The authors recommend anti-lepirudin antibody testing and skin testing before lepirudin reexposure. In our opinion, this will not provide useful information. More than 40% of lepirudin-treated patients will develop anti-lepirudin antibodies of the IgG class, which persist for many months.1 Antibody testing would, therefore, have a very low predictivity for anaphylaxis. Furthermore, in 2 patients with anaphylactic reactions during lepirudin reexposure, the immunoglobulin class of the anti-lepirudin antibodies has been assessed. In both patients IgG antibodies were found, but no IgE anti-lepirudin antibodies were found,2,3 and in one of the patients, skin tests were negative despite a clear anaphylactic reaction during reexposure.
Clinically relevant is the fact that severe anaphylaxis to date has always occurred directly after a bolus of lepirudin. Patients receiving a lower dose2 or an intravenous infusion during hemodialysis3 had much milder symptoms. This observation supports the concept that in preimmunized patients, a large dose of antigen results in immune complexes that induce an acute reaction via Fc-receptor-dependent release of mediators of anaphylaxis, ie, a dose-dependent, IgG-mediated acute type of anaphylaxis. Therefore, we recommend that a bolus of lepirudin be avoided and that one should start with a reduced intravenous infusion (0.1 mg/kg bw/h). This should reduce the risk of severe anaphylaxis and also the risk of lepirudin overdosing in patients with renal insufficiency.4
Eichler P, Friesen HJ, Lubenow N, et al. Antihirudin antibodies in patients with heparin-induced thrombocytopenia treated with lepirudin: incidence, effects on aPTT, and clinical relevance. Blood. 2000; 96: 2373–2378.

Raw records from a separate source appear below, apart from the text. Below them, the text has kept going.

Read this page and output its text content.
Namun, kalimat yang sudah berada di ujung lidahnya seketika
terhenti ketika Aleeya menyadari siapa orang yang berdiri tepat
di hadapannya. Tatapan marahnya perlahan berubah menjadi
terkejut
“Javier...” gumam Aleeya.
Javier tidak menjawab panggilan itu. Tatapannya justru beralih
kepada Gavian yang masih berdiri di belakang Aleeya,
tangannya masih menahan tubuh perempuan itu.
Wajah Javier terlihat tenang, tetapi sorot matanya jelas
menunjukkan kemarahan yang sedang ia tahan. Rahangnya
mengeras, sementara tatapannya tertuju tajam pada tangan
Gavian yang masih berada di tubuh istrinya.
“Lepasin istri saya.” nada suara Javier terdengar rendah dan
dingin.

Greinacher A, Lubenow N, Eichler P. Anaphylactic and anaphylactoid reactions associated with lepirudin in patients with heparin-induced thrombocytopenia. Circulation. 2003; 108: 2062–2065.
Greinacher A. Lepirudin for the treatment of heparin-induced thrombocytopenia. In: Warkentin TE, Greinacher A eds. Heparin-induced thrombocytopenia. 3rd ed. New York: Marcel Dekker; 2003: 397–436.